- Robin Thicke and Miley Cyrus performing at the 2013 VMA’s.
It is a well-known fact that the music industry’s sole purpose is to generate one thing and one thing only, and it is not music.
Music is merely the by-product of the industry’s ravaging thirst to generate money. An industry whereby female sexuality – and sexuality in general – is one of the tools that the industry uses to increase potential profits. However, to say that females are exploited by the industry is a step to far.
Exploitation is the unruly use of a person or a group of people in a cruel and unjust manner
The vast majority of females who are “exploited” by the music industry receive (quite handsome remunerations for their services.
Just like in advertising, the music industry employs the idea that “sex sells”. Miley Cyrus is not the first, nor will she be the last female artist to use her sexuality, her figure or her desirability in an attempt to increase her profile within celebrity culture.
Cyrus is merely just the newest recruit to enlist into the sexuality culture to which the music industry has adopted – not created.
Men find women desirable, women find other women desirable. These human elements are used to help generate profit in whatever manner possible.
In 1981, Duran Duran hired female actresses to wrestle one another in mud, topless, in the video for ‘Girls on Film’.
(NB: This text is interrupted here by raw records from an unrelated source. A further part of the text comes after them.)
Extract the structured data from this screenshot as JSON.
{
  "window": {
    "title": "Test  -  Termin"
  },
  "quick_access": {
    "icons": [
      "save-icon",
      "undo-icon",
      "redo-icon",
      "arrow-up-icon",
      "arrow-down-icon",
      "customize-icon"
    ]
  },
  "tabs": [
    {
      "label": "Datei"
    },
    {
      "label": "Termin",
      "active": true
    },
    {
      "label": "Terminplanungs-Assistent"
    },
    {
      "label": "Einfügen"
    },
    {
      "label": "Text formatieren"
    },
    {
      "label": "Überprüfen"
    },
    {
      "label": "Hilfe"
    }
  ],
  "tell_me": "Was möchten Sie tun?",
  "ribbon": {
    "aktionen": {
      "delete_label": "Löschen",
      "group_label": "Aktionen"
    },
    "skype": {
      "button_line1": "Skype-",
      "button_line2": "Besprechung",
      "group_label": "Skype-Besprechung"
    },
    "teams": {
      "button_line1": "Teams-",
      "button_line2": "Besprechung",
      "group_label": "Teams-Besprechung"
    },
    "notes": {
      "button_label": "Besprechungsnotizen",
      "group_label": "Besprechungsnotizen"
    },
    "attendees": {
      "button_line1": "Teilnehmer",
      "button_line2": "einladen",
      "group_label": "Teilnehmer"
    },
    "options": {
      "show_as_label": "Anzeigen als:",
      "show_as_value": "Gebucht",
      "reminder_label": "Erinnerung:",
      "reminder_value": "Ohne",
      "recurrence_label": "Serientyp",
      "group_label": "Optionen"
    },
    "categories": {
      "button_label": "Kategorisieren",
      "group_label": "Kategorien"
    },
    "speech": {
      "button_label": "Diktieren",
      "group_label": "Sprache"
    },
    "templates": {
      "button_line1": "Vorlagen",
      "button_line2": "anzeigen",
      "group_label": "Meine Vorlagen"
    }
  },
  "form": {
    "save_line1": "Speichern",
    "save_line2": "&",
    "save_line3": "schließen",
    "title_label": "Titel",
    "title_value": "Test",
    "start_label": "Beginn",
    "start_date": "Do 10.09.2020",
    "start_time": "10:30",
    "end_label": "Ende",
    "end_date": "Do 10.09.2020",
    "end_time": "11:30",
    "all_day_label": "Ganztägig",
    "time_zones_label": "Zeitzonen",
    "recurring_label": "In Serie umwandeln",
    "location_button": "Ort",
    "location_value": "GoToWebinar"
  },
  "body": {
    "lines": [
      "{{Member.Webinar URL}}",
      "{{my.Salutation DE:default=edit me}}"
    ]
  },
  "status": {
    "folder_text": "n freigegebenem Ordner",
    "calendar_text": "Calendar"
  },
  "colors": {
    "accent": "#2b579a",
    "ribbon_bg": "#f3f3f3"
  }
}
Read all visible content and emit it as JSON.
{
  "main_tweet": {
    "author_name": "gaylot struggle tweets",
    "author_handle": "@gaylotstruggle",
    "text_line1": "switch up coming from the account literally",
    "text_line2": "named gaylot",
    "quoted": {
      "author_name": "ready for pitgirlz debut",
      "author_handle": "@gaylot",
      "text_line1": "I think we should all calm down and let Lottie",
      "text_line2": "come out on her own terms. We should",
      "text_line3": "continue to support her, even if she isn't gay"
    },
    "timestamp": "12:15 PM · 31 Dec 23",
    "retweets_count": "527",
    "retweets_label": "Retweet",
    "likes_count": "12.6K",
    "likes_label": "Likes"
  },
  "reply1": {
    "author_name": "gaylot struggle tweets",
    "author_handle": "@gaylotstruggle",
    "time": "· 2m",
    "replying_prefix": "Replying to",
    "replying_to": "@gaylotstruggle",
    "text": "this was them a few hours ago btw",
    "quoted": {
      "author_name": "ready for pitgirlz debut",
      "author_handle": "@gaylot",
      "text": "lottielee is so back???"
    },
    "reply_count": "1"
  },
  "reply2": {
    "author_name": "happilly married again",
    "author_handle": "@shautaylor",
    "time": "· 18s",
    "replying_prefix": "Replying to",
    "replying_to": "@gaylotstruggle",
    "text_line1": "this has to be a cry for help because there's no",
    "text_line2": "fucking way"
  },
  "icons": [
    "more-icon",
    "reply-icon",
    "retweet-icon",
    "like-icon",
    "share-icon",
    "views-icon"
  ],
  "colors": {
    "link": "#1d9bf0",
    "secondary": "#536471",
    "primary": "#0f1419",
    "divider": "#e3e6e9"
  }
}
Madonna has been infamous for her use of sexuality throughout her music career – be it in her music videos or during her stage performances.
The use of sexuality is not confined to just female artists.
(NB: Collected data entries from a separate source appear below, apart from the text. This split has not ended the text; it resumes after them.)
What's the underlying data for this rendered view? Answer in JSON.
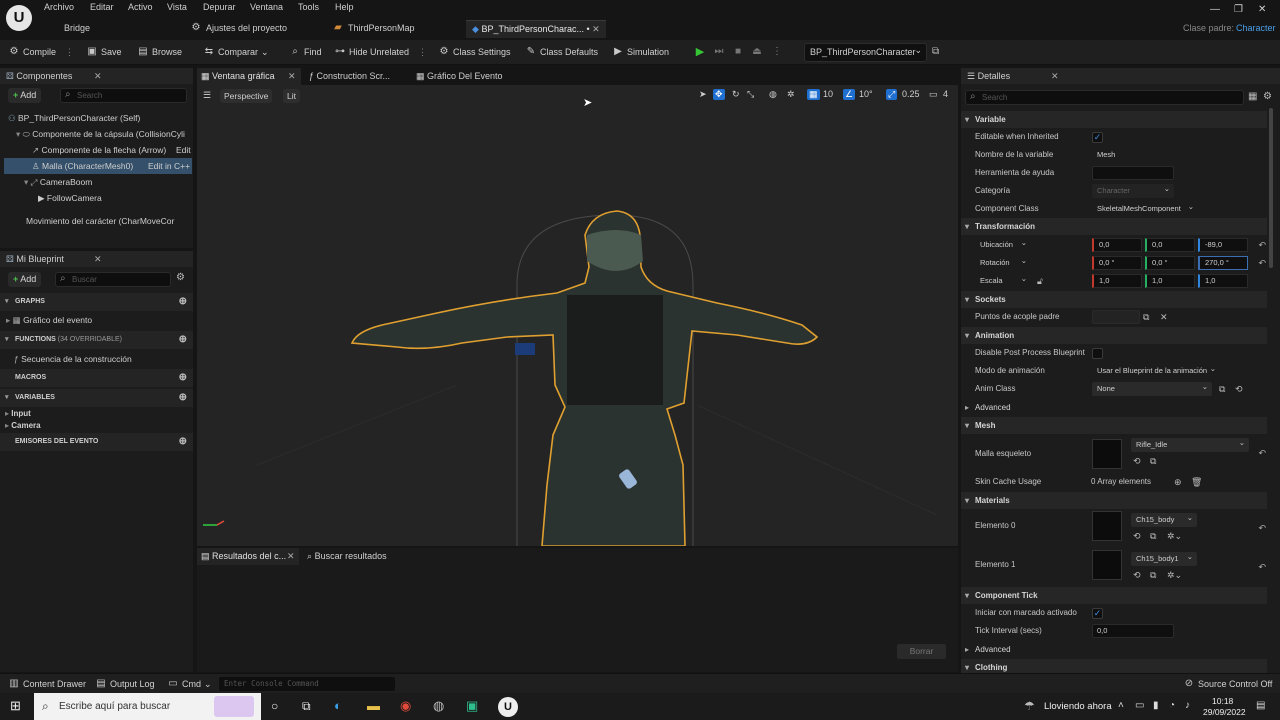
{
  "menu": [
    "Archivo",
    "Editar",
    "Activo",
    "Vista",
    "Depurar",
    "Ventana",
    "Tools",
    "Help"
  ],
  "project_tabs": [
    "Bridge",
    "Ajustes del proyecto",
    "ThirdPersonMap",
    "BP_ThirdPersonCharac... •"
  ],
  "parent_class_label": "Clase padre:",
  "parent_class_value": "Character",
  "toolbar": {
    "compile": "Compile",
    "save": "Save",
    "browse": "Browse",
    "compare": "Comparar",
    "find": "Find",
    "hide_unrelated": "Hide Unrelated",
    "class_settings": "Class Settings",
    "class_defaults": "Class Defaults",
    "simulation": "Simulation",
    "debug_object": "BP_ThirdPersonCharacter"
  },
  "components_panel": {
    "title": "Componentes",
    "add": "Add",
    "search_placeholder": "Search",
    "items": [
      {
        "label": "BP_ThirdPersonCharacter (Self)"
      },
      {
        "label": "Componente de la cápsula (CollisionCyli"
      },
      {
        "label": "Componente de la flecha (Arrow)",
        "action": "Edit"
      },
      {
        "label": "Malla (CharacterMesh0)",
        "action": "Edit in C++"
      },
      {
        "label": "CameraBoom"
      },
      {
        "label": "FollowCamera"
      },
      {
        "label": "Movimiento del carácter (CharMoveCor"
      }
    ]
  },
  "blueprint_panel": {
    "title": "Mi Blueprint",
    "add": "Add",
    "search_placeholder": "Buscar",
    "sections": {
      "graphs": "GRAPHS",
      "graph_item": "Gráfico del evento",
      "functions": "FUNCTIONS",
      "functions_note": "(34 OVERRIDABLE)",
      "function_item": "Secuencia de la construcción",
      "macros": "MACROS",
      "variables": "VARIABLES",
      "var_input": "Input",
      "var_camera": "Camera",
      "dispatchers": "EMISORES DEL EVENTO"
    }
  },
  "editor_tabs": [
    "Ventana gráfica",
    "Construction Scr...",
    "Gráfico Del Evento"
  ],
  "viewport": {
    "perspective": "Perspective",
    "lit": "Lit",
    "grid": "10",
    "angle": "10°",
    "scale": "0.25",
    "camera_speed": "4"
  },
  "results_panel": {
    "tab": "Resultados del c...",
    "search": "Buscar resultados",
    "clear": "Borrar"
  },
  "details": {
    "title": "Detalles",
    "search_placeholder": "Search",
    "variable_section": "Variable",
    "editable_inherited": "Editable when Inherited",
    "var_name_label": "Nombre de la variable",
    "var_name_value": "Mesh",
    "tooltip_label": "Herramienta de ayuda",
    "category_label": "Categoría",
    "category_value": "Character",
    "component_class_label": "Component Class",
    "component_class_value": "SkeletalMeshComponent",
    "transform_section": "Transformación",
    "location": "Ubicación",
    "rotation": "Rotación",
    "scale": "Escala",
    "loc": [
      "0,0",
      "0,0",
      "-89,0"
    ],
    "rot": [
      "0,0 °",
      "0,0 °",
      "270,0 °"
    ],
    "scl": [
      "1,0",
      "1,0",
      "1,0"
    ],
    "sockets_section": "Sockets",
    "parent_socket": "Puntos de acople padre",
    "animation_section": "Animation",
    "disable_post": "Disable Post Process Blueprint",
    "anim_mode_label": "Modo de animación",
    "anim_mode_value": "Usar el Blueprint de la animación",
    "anim_class_label": "Anim Class",
    "anim_class_value": "None",
    "advanced": "Advanced",
    "mesh_section": "Mesh",
    "skeletal_mesh_label": "Malla esqueleto",
    "skeletal_mesh_value": "Rifle_Idle",
    "skin_cache_label": "Skin Cache Usage",
    "skin_cache_value": "0 Array elements",
    "materials_section": "Materials",
    "elem0_label": "Elemento 0",
    "elem0_value": "Ch15_body",
    "elem1_label": "Elemento 1",
    "elem1_value": "Ch15_body1",
    "tick_section": "Component Tick",
    "tick_start_label": "Iniciar con marcado activado",
    "tick_interval_label": "Tick Interval (secs)",
    "tick_interval_value": "0,0",
    "advanced2": "Advanced",
    "clothing_section": "Clothing"
  },
  "statusbar": {
    "content_drawer": "Content Drawer",
    "output_log": "Output Log",
    "cmd": "Cmd",
    "console_placeholder": "Enter Console Command",
    "source_control": "Source Control Off"
  },
  "taskbar": {
    "search_placeholder": "Escribe aquí para buscar",
    "weather": "Lloviendo ahora",
    "time": "10:18",
    "date": "29/09/2022"
  },
  "colors": {
    "accent": "#1f6fd0",
    "selection": "#35506a",
    "outline": "#e0a030",
    "play": "#35c535"
  }
}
The gesture of crotch-grabbing is synonymous which Michael Jackson, while R’n’B artist D’Angelo starred completely naked, and oiled, in his video “Untitled (How Does It Feel)”.
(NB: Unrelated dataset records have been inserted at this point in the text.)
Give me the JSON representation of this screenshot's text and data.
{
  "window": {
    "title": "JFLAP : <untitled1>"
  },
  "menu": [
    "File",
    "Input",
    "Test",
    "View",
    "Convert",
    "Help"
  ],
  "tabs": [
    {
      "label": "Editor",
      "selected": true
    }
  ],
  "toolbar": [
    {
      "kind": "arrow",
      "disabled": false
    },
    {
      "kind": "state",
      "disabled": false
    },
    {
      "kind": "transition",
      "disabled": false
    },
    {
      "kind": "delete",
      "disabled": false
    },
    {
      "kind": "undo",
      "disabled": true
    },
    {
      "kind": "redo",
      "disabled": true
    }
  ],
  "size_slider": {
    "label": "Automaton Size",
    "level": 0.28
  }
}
Females are not portrayed favourably in some sections of the music industry – especially in hip-hop or rap – there is a strong case to claim that there is a high levels of misogyny in the aforementioned genres of music, but the females are not exploited. They are paid. If they are comfortable with flaunting what god gave them for the world to see in music videos, or gyrate in a sexual manner, that is their prerogative as professional female adults earning a living.